In reply to "Mr." Donaldson's letter (Letter's, February 3), it is ignorant creeps like you who are the problem! Only a true shithead like you would think that a desert filled with cactus, lizards and other of God's flora and fauna as a "shithole wasteland." If you don't like the desert, move! Did it ever cross your mind that a lot of people consider a bland, homogenized strip mall plopped down in the middle of a fake environment and catering only to the spend-spend-spend mindset as the real"shithole wasteland"? So what's wrong with a small mall with local merchants in a natural desert setting? Some of us actually like the desert and mourn its passing.
Never have I been moved to respond to a letter to the editor, but I have been reading New Times for some time now, and while your readers can bitch splendidly when it comes to specific issues or public figures, my God, they are weak when they attack this city. And all the way from Seattle (Letters, January 27)!

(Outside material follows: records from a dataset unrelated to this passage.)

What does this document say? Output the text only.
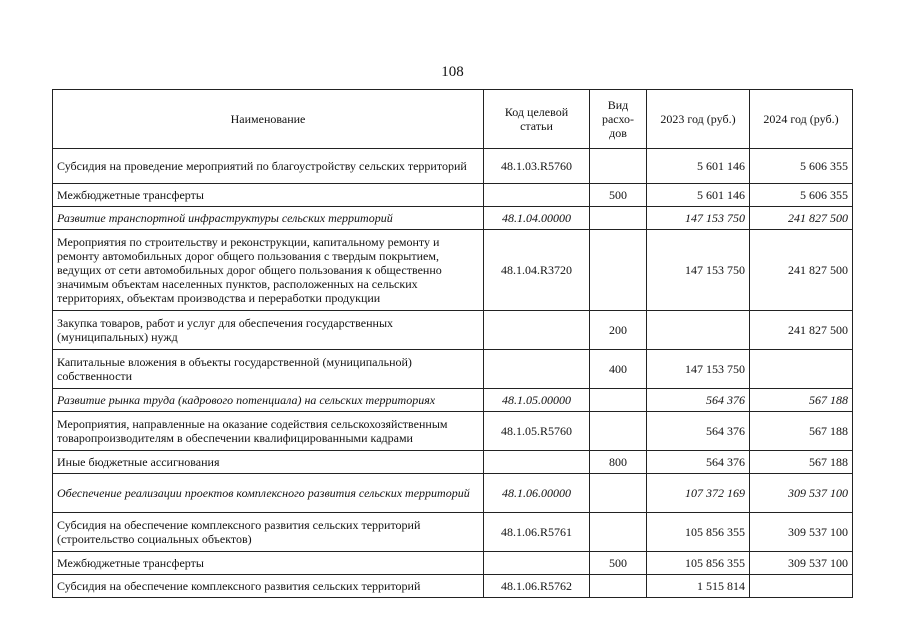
108
Наименование	Код целевой статьи	Вид расхо-дов	2023 год (руб.)	2024 год (руб.)
Субсидия на проведение мероприятий по благоустройству сельских территорий	48.1.03.R5760		5 601 146	5 606 355
Межбюджетные трансферты		500	5 601 146	5 606 355
Развитие транспортной инфраструктуры сельских территорий	48.1.04.00000		147 153 750	241 827 500
Мероприятия по строительству и реконструкции, капитальному ремонту и ремонту автомобильных дорог общего пользования с твердым покрытием, ведущих от сети автомобильных дорог общего пользования к общественно значимым объектам населенных пунктов, расположенных на сельских территориях, объектам производства и переработки продукции	48.1.04.R3720		147 153 750	241 827 500
Закупка товаров, работ и услуг для обеспечения государственных (муниципальных) нужд		200		241 827 500
Капитальные вложения в объекты государственной (муниципальной) собственности		400	147 153 750	
Развитие рынка труда (кадрового потенциала) на сельских территориях	48.1.05.00000		564 376	567 188
Мероприятия, направленные на оказание содействия сельскохозяйственным товаропроизводителям в обеспечении квалифицированными кадрами	48.1.05.R5760		564 376	567 188
Иные бюджетные ассигнования		800	564 376	567 188
Обеспечение реализации проектов комплексного развития сельских территорий	48.1.06.00000		107 372 169	309 537 100
Субсидия на обеспечение комплексного развития сельских территорий (строительство социальных объектов)	48.1.06.R5761		105 856 355	309 537 100
Межбюджетные трансферты		500	105 856 355	309 537 100
Субсидия на обеспечение комплексного развития сельских территорий	48.1.06.R5762		1 515 814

I could be wrong, Wendy Gallacci, but is Seattle not the only place they canceled the big New Year's party? Did they not have to implement a curfew there a while back? And, lest we forget, did not a bunch of persons against personal hygiene make the national news and many standup comics happy by kicking the shit out of downtown?
I lived in the great Pacific Northwest a lot longer than you and I will let you in on a secret: If you read/listen to editorials, everyone in Washington who doesn't live there hates Seattle, and that means they hate you, unless, of course, you hate little owls and love guns, and this applies to Oregon versus Portland, Florida versus Miami and anywhere else that has one or two big cities in an otherwise mostly rural space.